In a statement accompanying the results, Kingspan said: “Longer term, and despite the depth of the current recession, Kingspan is steadfast in its ambition to play a leading global role in what will inevitably evolve into a low-energy buildings environment. Combined organic expansion and select acquisitions will cement this strategy ongoing.”
Mr Murtagh said that there were a number of companies they would like to get their hands on.
“They won’t be too distressed.
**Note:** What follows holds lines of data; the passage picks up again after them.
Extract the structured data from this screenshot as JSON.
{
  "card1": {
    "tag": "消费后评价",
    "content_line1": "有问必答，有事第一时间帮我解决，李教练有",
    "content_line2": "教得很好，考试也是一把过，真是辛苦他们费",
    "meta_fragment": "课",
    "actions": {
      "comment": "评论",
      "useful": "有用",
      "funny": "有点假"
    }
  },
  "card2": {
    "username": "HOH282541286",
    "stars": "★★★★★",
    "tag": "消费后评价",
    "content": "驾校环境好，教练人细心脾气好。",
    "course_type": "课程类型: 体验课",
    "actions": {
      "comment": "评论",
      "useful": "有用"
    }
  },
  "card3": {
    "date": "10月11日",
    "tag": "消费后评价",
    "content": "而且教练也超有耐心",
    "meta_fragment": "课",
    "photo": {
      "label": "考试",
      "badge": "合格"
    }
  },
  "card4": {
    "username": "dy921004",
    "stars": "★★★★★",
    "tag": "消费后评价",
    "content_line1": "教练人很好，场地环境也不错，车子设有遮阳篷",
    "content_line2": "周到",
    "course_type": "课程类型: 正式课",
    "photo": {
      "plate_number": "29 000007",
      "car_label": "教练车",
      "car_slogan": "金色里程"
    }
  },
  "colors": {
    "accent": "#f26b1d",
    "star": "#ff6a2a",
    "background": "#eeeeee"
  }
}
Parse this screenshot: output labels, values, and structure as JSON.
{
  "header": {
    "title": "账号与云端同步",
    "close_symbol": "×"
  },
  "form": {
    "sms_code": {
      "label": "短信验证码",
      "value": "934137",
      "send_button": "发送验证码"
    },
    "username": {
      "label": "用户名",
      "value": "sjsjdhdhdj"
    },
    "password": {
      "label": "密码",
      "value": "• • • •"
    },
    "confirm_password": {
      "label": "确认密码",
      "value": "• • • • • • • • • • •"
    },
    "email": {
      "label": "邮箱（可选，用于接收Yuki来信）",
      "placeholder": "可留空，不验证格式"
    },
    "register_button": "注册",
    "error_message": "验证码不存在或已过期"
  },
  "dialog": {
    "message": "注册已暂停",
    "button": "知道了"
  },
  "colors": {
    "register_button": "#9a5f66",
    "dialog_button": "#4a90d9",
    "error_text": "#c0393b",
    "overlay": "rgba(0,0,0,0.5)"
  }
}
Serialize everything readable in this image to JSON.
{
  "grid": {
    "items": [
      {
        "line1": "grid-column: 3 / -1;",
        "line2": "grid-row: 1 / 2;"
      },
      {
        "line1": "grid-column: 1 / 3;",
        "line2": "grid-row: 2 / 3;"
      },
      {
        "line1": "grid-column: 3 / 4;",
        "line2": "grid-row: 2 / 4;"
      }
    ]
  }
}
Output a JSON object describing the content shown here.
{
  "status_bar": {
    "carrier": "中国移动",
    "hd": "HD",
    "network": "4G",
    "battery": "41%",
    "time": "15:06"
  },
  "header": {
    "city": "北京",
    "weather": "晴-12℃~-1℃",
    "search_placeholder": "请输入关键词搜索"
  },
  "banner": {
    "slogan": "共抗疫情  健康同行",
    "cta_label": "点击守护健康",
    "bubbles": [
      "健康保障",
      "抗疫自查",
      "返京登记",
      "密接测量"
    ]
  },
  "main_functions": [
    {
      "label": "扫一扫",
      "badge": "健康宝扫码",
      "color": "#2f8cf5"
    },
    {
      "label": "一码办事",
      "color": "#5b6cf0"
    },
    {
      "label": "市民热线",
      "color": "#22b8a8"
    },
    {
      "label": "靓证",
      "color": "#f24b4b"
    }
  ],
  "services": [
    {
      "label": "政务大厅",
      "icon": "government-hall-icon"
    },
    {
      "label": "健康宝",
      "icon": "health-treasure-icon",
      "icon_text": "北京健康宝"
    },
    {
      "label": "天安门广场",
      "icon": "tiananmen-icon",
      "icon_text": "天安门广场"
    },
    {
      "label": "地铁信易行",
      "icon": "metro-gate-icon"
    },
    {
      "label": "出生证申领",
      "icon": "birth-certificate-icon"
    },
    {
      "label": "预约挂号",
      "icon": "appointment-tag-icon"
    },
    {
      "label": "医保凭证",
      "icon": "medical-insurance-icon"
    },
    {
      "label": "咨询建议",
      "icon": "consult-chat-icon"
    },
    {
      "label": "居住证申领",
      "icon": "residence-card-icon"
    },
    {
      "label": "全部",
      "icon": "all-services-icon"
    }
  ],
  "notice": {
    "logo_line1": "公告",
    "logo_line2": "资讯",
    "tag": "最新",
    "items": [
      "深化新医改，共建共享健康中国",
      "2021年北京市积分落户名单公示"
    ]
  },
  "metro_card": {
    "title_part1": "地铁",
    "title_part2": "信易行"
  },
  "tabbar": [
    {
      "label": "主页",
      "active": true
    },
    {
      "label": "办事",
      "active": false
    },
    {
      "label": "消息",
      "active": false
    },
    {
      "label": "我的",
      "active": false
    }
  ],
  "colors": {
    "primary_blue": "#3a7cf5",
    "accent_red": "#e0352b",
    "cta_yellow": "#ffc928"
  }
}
We are looking at setting ourselves up to look at decent businesses at a sensible price,” he told the Irish Examiner.
Kingspan, the number one producer of insulation in Britain, Ireland, Canada and Australasia, reported operating profits of €30.3m for the six months to the end of June, down 66% on the same period last year.
This was ahead of Bloxham Stockbrokers expectations for operating profit of €27m and represented an operating margin of 5.5% (H1 2008: 10.6%).
“The central theme coming from the interim results is that the second half is expected to show a more stable performance with further significant declines not expected across the majority of the group’s businesses. Total revenue declined by 35% year on year, with Ireland and UK the worse affected, with declines of 61% and 44% respectively. As expected, no interim dividend is to be paid,” Bloxham said.
The biggest decline in first-half sales was in Ireland and Britain, which are mired in recession and a construction slump that have led companies to postpone or cancel orders. Sales in Britain, Kingspan’s biggest market, fell 44% in the first half, while sales in Ireland plunged 61%.
The company has cut costs by €60m over the last 18 months, a process Mr Murtagh said is “to a large extent done”.
The Kingspan boss said the group would not pay a dividend in 2009 and was unlikely to do so in 2010.
Kingspan paid shareholders eight cents a share for the same period last year, but decided against paying a full-year dividend in March to focus on cost and cash management.
“Certainly not (in H1) and to be quite honest ... it’ll be unlikely in 2010,” said Mr Murtagh.